Vorhandene Beweise zeigen, dass er Demut lernen muss – dass es eine Kraft größer als er selbst gibt – bevor er wirkliche Nüchternheit erfahren kann. Der Prozess der Selbsternüchterung verlangt vom Suchtkranken, dass er ein ungewohntes Maß an Selbstdisziplin in sein Leben hineinbringt. Anfangs kann ihm ein diszipliniertes Verhalten in Bezug auf Ehrlichkeit, Geduld und Verantwortlichkeit lästig und mühsam erscheinen, weil er sich an eine Art zu leben gewöhnen muss, die ihm voll Willkür und Schwierigkeiten zu sein scheint. Der Endpunkt seiner Bemühungen um Selbstdisziplin wird jedoch die Steigerung seiner Fähigkeit sein, kurzfristige Unannehmlichkeiten und sogar recht schmerzhafte auf sich zu nehmen, wenn er am langfristigen Ziel einer echten, dauernden Nüchternheit arbeitet. Er sollte ermutigt werden, sehr gründlich zu überlegen, ob die 12 Schritte der AA für ihn noch Gültigkeit haben. Voller Hoffnung wird er anfangen, die ironische Torheit eines Suchtkranken richtig einzuschätzen der glaubt, dass er plötzlich wieder mit seinem Leben fertig wird, dessen Gesundheit außer Frage steht, der es folglich nicht nötig hat, sein Leben einer Kraft, die größer als er selbst ist zu übergeben, der eine Gewissensinventur für überflüssig hält, da er selten, wenn überhaupt, im Unrecht ist und nicht länger vor der unbehaglichen Notwendigkeit steht, etwas wieder machen zu müssen. Wenn ihm einmal diese Ironie wirklich zu Bewusstsein kommt – dass er es ist, immer noch unkontrolliert, immer noch machtlos, der diese bemerkenswerte Heilung erfahren hat – dann kann er genug Demut in sich fühlen, um eine Wandlung wirklich zu wollen.

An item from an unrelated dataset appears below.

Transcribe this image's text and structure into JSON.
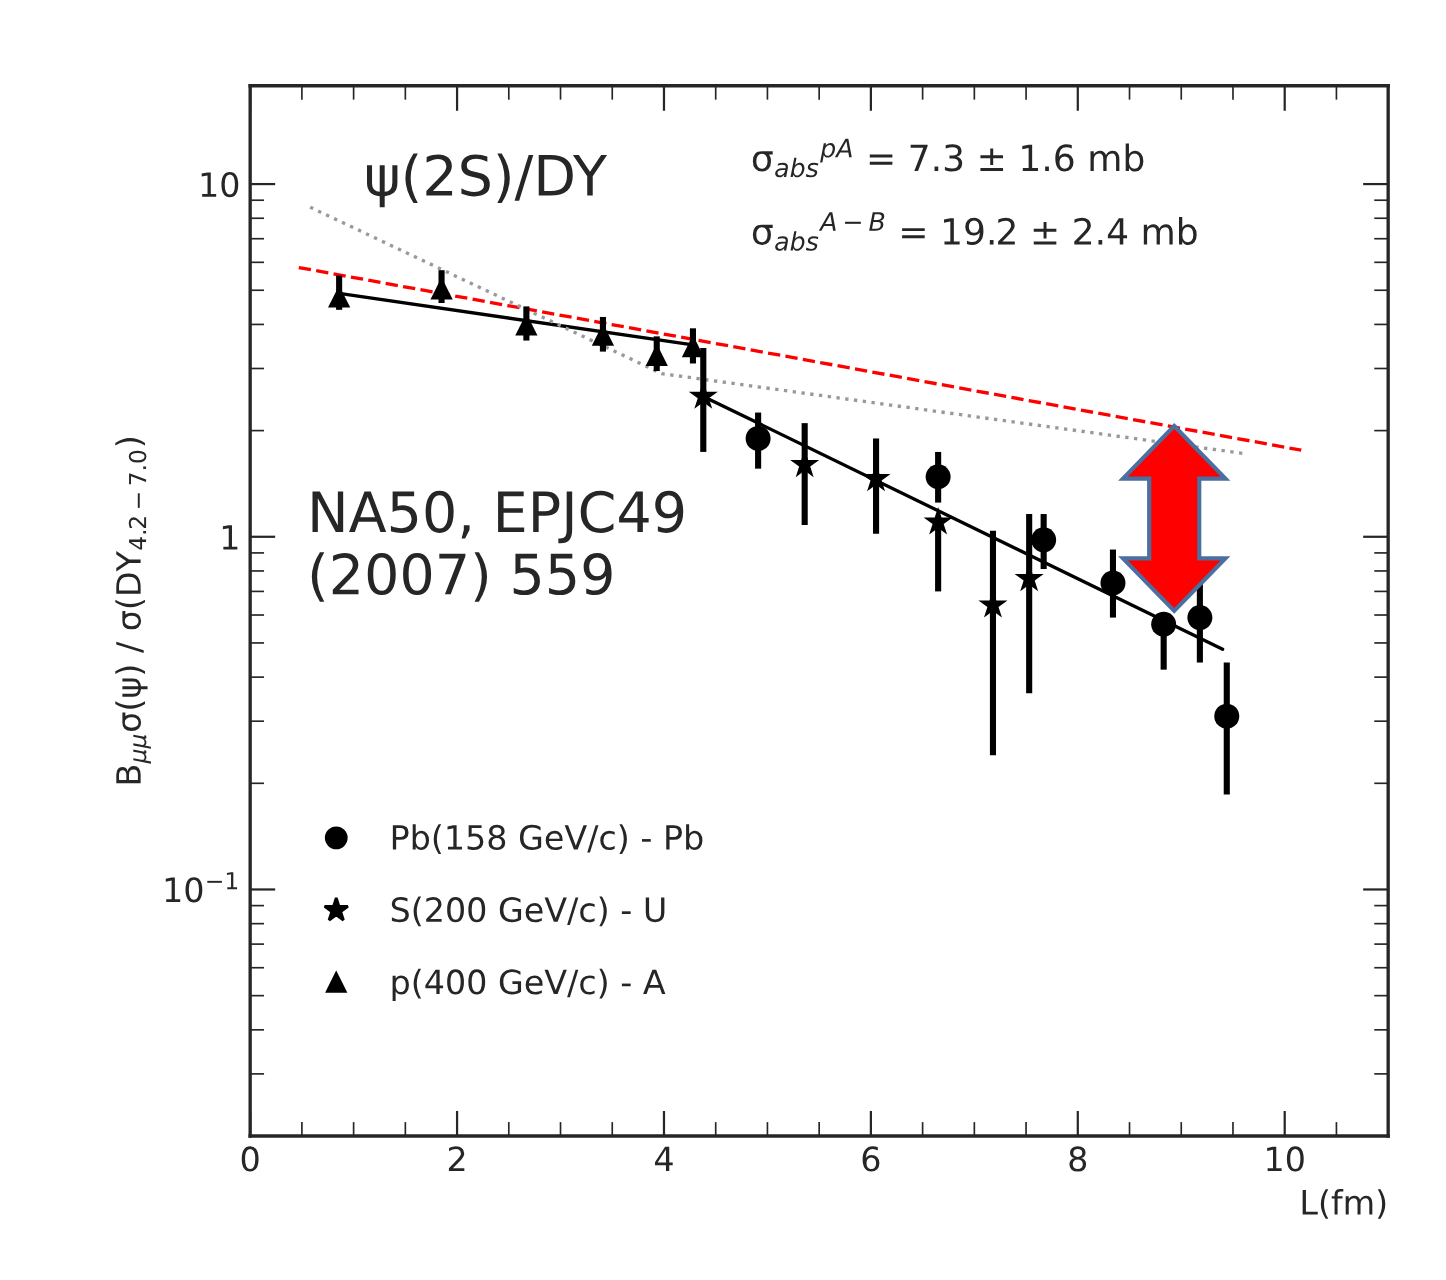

Dann ist der Zeitpunkt gekommen, dass die 12 Schritte als ein lebensnotwendiger Teil seiner alkoholfreien Existenz aufgewertet werden. Der Suchtkranke wird natürlich bei der Erarbeitung jedes einzelnen Schrittes Hilfe brauchen. Diejenigen, die ihm helfen, sollten mit großer Sorgfalt die Wichtigkeit aller Schritte betonen, aber seine Aufmerksamkeit ganz besonders auf den 3. Und den 10. Schritt lenken.
(3. Schritt: Wir fassten den Entschluss, unseren Willen und unser Leben der Sorge Gottes – wie wir ihn verstehen – anzuvertrauen.
10. Schritt: Wir machten täglich Gewissensinventur und wenn wir unrecht haben, geben wir es sofort zu).

Es scheint, dass der Suchtkranker es besonders nötig hat, wirklich einzusehen, dass er sein Leben allein nicht meistern kann und er muss lernen, sein Leben und seinen Willen Gott – wie er ihn versteht – anzuvertrauen. Weiterhin muss er lernen, Gedanken und Handlungen zu vermeiden, die ihn dazu verleiten könnten, sein Leben allein meistern zu wollen, indem er täglich Gewissensinventur macht und seine Fehler sofort zugibt.  Abschließend sei gesagt: Wenn der Suchtkranker selbst oder die ihm am nächsten Stehenden charakteristische Anzeichen eines “Trockenen Rausches” in der Verhaltensweise entdecken, sollte Hilfe gesucht werden, um einen wahrscheinlichen Rückfall in das Trinken zu verhindern.